The gameplay and controls are where the real flaws start to show. As usual for this type of third person setting, a joystick on the left controls your player’s movement on foot, while punch, jump, and action buttons are all on the right. Shooting weapons simply requires that you turn in the general direction of the enemy, and the gun will auto lock. Some bullets will be wasted, but you’ll ultimately take out the target. It’s a sufficient mechanic, but leaves you feeling less in control than with with Gangstar’s gun fighting . . . On that same note, Rockstar should take a cue from their imitators and do away with the left/right arrows for controlling vehicles. How about tilt controls or a digital steering wheel? The directional arrows result in a lot of banging around while trying to chase down an enemy or escape the cops, and this distracts from the experience.
The visuals are Rockstar’s greatest strength in this iPad port. The big screen is a great home for the glossy, slick graphics that are far and above any other open-world game of this scope. But even here the developers didn’t take full advantage of what would seem to be at their fingertips. The third-person perspective offered by Chinatown Wars doesn’t allow you to touch the screen and adjust the viewing pane. Instead, we’re stuck with the top-down view, and never get a chance to look up at the building or take in the expansive city on a larger level. Again, I’m reminded of Gangstar, and left missing the ability to soak in the city by moving my head and eyes around at will.

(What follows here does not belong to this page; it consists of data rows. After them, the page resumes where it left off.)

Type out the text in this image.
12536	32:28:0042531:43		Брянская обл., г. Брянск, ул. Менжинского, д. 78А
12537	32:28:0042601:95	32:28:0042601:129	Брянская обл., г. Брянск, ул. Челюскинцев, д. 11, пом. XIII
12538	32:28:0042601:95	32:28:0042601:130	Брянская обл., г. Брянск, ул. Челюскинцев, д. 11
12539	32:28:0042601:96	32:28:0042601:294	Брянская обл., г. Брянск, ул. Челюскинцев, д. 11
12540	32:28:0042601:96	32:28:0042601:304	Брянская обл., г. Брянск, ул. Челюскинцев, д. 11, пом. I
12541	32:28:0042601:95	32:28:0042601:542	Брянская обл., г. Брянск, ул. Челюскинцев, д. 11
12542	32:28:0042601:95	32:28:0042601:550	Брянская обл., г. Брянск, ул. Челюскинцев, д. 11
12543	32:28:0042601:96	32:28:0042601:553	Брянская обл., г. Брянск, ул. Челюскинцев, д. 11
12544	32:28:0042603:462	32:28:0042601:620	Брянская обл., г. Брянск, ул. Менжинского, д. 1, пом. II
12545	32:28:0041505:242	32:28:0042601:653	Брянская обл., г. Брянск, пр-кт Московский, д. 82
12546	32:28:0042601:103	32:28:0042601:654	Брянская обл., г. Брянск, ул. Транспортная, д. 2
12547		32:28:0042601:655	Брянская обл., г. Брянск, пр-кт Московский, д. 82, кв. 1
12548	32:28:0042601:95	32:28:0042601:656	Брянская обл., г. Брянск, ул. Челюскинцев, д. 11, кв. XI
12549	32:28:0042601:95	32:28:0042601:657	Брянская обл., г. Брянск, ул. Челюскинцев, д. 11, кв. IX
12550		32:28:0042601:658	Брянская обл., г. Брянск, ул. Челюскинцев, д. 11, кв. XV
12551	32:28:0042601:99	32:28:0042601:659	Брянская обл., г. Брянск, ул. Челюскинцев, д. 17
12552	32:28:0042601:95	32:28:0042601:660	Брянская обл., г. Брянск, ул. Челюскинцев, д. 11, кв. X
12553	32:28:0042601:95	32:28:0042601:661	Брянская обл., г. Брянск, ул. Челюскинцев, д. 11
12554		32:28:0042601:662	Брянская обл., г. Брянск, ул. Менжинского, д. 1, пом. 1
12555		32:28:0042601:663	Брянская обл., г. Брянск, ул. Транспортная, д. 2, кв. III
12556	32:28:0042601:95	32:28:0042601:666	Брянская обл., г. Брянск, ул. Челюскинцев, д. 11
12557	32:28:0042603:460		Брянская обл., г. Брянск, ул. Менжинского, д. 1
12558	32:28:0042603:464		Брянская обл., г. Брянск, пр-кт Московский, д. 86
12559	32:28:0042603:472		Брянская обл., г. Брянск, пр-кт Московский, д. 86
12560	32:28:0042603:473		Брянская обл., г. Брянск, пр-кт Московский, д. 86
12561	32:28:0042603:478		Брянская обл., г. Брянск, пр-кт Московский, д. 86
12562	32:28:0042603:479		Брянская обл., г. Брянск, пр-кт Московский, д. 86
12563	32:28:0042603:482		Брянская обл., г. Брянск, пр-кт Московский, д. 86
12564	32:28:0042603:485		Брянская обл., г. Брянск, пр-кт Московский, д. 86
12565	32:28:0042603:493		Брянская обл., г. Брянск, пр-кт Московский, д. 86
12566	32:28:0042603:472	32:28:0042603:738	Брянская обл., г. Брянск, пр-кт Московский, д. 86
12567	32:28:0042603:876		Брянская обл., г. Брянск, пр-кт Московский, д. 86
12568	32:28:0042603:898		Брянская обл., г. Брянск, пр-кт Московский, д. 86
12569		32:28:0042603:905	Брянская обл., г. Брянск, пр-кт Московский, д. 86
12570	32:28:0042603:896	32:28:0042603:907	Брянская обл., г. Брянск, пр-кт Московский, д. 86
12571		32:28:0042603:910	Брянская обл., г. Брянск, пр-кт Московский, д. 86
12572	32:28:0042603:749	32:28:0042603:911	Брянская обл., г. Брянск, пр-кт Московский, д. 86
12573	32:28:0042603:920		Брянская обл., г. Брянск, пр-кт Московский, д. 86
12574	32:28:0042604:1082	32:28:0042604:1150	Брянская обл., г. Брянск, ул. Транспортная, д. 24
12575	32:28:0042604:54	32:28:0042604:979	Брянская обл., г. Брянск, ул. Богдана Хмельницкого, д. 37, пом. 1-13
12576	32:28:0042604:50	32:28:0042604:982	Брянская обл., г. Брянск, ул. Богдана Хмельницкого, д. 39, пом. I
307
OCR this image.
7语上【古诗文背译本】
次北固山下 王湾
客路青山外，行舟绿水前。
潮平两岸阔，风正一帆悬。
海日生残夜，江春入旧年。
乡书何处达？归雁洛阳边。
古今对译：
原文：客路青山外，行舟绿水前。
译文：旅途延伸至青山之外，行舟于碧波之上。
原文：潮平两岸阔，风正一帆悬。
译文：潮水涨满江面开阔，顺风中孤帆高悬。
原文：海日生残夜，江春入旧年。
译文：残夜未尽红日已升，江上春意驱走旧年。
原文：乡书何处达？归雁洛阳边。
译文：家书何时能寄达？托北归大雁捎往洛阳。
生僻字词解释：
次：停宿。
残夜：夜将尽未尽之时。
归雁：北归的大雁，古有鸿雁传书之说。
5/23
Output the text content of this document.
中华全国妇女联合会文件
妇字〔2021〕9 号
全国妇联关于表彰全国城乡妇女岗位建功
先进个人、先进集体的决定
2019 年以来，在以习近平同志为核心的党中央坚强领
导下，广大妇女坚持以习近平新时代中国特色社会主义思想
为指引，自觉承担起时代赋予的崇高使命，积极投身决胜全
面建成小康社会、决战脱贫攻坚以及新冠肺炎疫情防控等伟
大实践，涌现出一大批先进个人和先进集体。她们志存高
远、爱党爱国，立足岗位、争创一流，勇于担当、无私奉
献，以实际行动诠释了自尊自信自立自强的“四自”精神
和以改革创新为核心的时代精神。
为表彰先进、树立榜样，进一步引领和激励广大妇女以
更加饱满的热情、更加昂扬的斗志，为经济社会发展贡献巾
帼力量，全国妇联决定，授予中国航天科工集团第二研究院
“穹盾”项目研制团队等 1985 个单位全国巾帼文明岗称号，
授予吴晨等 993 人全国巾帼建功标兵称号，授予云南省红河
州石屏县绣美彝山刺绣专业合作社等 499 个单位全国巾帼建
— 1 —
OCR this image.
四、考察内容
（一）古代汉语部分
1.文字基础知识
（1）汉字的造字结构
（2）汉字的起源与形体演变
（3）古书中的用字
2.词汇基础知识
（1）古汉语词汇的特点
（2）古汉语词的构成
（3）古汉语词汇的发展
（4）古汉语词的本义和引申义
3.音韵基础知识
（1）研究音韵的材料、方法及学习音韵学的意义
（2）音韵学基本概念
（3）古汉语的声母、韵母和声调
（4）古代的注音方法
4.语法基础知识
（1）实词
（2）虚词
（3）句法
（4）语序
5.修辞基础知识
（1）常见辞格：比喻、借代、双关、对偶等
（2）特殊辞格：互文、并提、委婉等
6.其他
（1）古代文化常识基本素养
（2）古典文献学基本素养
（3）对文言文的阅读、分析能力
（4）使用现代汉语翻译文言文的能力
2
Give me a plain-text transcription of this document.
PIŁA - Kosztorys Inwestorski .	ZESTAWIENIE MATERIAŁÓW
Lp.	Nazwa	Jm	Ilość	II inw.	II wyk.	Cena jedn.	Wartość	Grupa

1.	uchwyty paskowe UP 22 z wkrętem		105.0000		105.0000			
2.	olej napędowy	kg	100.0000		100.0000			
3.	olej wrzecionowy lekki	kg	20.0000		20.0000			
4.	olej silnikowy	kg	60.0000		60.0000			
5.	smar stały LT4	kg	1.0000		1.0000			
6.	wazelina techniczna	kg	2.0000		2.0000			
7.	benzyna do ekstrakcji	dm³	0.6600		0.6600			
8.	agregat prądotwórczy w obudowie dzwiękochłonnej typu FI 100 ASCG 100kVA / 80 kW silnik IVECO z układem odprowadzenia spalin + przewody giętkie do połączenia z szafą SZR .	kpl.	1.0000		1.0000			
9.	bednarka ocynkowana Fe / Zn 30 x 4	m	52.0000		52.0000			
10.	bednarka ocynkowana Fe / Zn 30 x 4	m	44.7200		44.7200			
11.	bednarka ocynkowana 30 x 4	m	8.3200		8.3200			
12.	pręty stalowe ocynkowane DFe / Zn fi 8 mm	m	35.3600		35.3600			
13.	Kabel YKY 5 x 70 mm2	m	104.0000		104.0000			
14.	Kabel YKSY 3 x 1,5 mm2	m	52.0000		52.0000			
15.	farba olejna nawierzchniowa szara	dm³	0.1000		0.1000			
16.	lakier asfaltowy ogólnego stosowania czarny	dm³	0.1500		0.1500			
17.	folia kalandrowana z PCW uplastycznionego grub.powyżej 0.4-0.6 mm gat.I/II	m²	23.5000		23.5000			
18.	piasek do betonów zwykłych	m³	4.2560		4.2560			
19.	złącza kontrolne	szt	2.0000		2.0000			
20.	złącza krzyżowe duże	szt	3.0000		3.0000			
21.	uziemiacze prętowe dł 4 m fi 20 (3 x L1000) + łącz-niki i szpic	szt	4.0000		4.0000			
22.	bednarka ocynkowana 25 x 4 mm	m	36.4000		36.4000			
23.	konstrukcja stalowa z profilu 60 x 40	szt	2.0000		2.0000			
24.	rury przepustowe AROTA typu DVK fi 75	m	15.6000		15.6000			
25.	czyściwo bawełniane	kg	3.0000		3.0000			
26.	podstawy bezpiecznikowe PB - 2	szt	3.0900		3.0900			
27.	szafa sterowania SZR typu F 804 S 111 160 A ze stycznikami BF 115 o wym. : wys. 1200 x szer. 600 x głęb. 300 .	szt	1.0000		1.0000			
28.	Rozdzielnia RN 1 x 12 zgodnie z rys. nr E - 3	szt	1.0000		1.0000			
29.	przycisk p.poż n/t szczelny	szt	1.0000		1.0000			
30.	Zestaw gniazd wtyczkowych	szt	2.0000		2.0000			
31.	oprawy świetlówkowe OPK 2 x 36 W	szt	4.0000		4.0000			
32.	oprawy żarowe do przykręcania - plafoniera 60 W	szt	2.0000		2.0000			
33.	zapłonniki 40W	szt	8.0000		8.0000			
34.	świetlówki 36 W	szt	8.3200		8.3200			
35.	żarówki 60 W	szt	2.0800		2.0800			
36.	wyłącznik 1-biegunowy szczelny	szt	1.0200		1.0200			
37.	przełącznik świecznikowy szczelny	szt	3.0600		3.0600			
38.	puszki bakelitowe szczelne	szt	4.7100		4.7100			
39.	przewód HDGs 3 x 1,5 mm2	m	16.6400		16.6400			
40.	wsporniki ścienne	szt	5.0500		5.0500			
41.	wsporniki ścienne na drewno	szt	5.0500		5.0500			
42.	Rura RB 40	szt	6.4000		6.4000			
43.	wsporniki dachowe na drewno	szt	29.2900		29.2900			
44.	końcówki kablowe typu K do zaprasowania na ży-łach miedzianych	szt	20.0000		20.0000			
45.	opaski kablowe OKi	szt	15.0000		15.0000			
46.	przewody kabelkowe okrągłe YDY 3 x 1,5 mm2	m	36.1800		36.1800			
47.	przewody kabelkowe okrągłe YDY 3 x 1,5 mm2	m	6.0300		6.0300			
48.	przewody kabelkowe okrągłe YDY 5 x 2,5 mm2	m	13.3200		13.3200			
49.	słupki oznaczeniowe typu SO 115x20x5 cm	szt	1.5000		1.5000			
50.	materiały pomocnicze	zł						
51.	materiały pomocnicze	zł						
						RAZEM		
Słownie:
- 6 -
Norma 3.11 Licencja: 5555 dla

There’s no question that Rockstar knows what they’re doing and tapped into some great ideas with Chinatown Wars. The small windows that pop up when you need to accomplish an action like breaking a window, hot wiring a car, or making a molotov cocktail are a great touch, as is the drug selling system and the depth afforded by your PDA’s capabilities. But what’s it all for if the game falls short in action? Driving is a big part of GTA, and so is looking at your surroundings. On these counts, I’ll take Gangstar. Chinatown Wars HD is definitely worth playing for enthusiasts, who can expect to find all the detail, glamour, and level of explicit content they’ve come to expect. But for now, GTA on iPad isn’t the final word for open-world crime on iOS, which is what we might have expected . . . Unfortunately, we’re still waiting for that.